第八話
「早く弁当食べようぜ。俺、お腹減りすぎて死にそう」
俺は、呟きながら弁当の包みを開く。
「あ、あの、お弁当作ってきたんだ。食べてもらってもいいかな?」
一城さんは、綺麗な包みに包まれた弁当箱を渡してくる。
「え、マジですか?ありがたくいただきます」
動揺のあまりまた敬語になってしまう。
学校のアイドルである一城さんの手作り弁当、それはまさしくS級のレアアイテム並だろう。
「うわ~、美味しそう」
素直な感想を溢してしまう。
弁当を開けると、色とりどりの具材がバランスよく入っていた。
見るからに美味しそうなお弁当である。
「いただきます」
俺は、数ある具材の中から卵焼きを最初に食べる物に決め口に運ぶ。
「・・・・・・」
卵焼きを噛んだ瞬間、言葉を失った。
旨さのあまりにではない、物凄く不味かったからである。
見た目からは味を想像できなかったこともありダメージはデカイ。
何度か飛びそうになる意識を気合いで留めながら飲み込む。
「どうかな?」
彼女は、心配そうに尋ねる。
「美味しいよ。作ってきてくれてありがとう」
俺は、込み上げて来る吐き気に耐えながら告げる。
「良かった~、食べてくれてありがとうね」
一城さんは不安で揺れていた表情を笑顔に変え喜ぶ。
これ、残せないな・・・・・・
その後、三人で会話をしようと試みるも気まずさのあまり何も喋れず、地獄のような時間が過ぎ、なんとか弁当を食べ終わった。

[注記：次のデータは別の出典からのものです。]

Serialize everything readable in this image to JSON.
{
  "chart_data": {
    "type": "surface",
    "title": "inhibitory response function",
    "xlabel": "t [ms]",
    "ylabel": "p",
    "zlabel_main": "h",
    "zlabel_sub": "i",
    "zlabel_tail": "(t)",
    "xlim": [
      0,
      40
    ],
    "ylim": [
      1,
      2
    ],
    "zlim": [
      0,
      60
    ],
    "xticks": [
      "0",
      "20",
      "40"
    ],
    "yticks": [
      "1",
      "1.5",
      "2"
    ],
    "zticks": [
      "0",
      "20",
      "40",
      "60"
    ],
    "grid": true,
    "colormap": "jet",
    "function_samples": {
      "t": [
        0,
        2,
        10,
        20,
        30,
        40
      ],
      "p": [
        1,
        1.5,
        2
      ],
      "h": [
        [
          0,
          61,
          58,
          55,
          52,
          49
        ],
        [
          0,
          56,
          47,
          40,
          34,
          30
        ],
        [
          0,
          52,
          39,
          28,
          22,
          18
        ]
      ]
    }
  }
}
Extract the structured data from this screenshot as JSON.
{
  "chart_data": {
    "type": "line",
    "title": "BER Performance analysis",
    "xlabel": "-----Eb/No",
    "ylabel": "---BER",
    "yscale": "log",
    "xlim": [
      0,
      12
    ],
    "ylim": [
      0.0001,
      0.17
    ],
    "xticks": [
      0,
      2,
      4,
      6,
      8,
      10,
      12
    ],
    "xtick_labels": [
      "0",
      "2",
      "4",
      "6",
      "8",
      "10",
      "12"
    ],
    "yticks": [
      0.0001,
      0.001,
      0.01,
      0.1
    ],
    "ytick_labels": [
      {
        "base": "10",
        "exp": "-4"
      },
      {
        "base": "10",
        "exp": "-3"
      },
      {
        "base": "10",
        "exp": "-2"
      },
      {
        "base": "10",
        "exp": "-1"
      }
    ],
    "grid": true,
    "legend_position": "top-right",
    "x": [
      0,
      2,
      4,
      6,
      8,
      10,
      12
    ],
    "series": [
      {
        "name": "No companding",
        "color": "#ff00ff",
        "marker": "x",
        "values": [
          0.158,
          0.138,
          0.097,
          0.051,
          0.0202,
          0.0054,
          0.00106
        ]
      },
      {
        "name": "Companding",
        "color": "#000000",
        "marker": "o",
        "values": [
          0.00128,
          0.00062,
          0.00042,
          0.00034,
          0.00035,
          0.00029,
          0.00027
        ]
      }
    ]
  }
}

後半、俺の味覚は一城さんの手作り弁当によって完全に破壊されていたが・・・
まだ食べ終わっていない二人へと視線を向けると、ある物に気づいた。
「なぁ、唯、その弁当どうするんだ?」
俺は、手の付けられていない女子の物にしては大きい弁当箱へについて問いかける。
彼女は既に手の付けられていないものより小さい弁当を食べていたからだ。
「え、えーと、これ?これね、間違ってお父さんの分も持って来ちゃったんだよね」
彼女は、言いながら自分の背中の方へと弁当を隠すように移動させる。
「もしよかったら、もらってもいいか?」
俺は、言いながら弁当に手を伸ばし、返事をもらう前に蓋を開ける。
「ちょ、ちょっと・・・・・・」
「別にいいだろ?お前、二つも食べる気なのか?太るぞ」
「う、うるさいな~。そんなに言うなら食べればいいじゃん、バカ」
彼女の許可をいただいたところで具材を口へと放り込む。
「うーん、旨い」
俺は、破壊された味覚が回復していくのを感じながら弁当を味わう。
昨日や朝のこともあり、彼女がこの弁当を自分の為に作ってくれたのには気づいていた。
唯が一城さんが弁当を作って来たことを知り、遠慮して渡すのを止めたことも。
「あ、ありがとう・・・・・・」
唯は小声で呟く。
「こっちの台詞だよ、ありがとうな」
俺が唯の弁当を食べ終わるのと同時に昼休みの終了を告げるチャイムが鳴り響く。
「二人とも、ありがとうな」
俺は、二人の感謝を告げる。
「こちらこそ、ありがとうございます」
「余った弁当食べてくれてありがとうね」
用事があると言い先に二人に帰ってもらう。
二人は、それぞれ返事を返し教室へと向かっていく。
俺は、二人の姿を見送った後、教室ではなく、トイレへと駆け込んだ。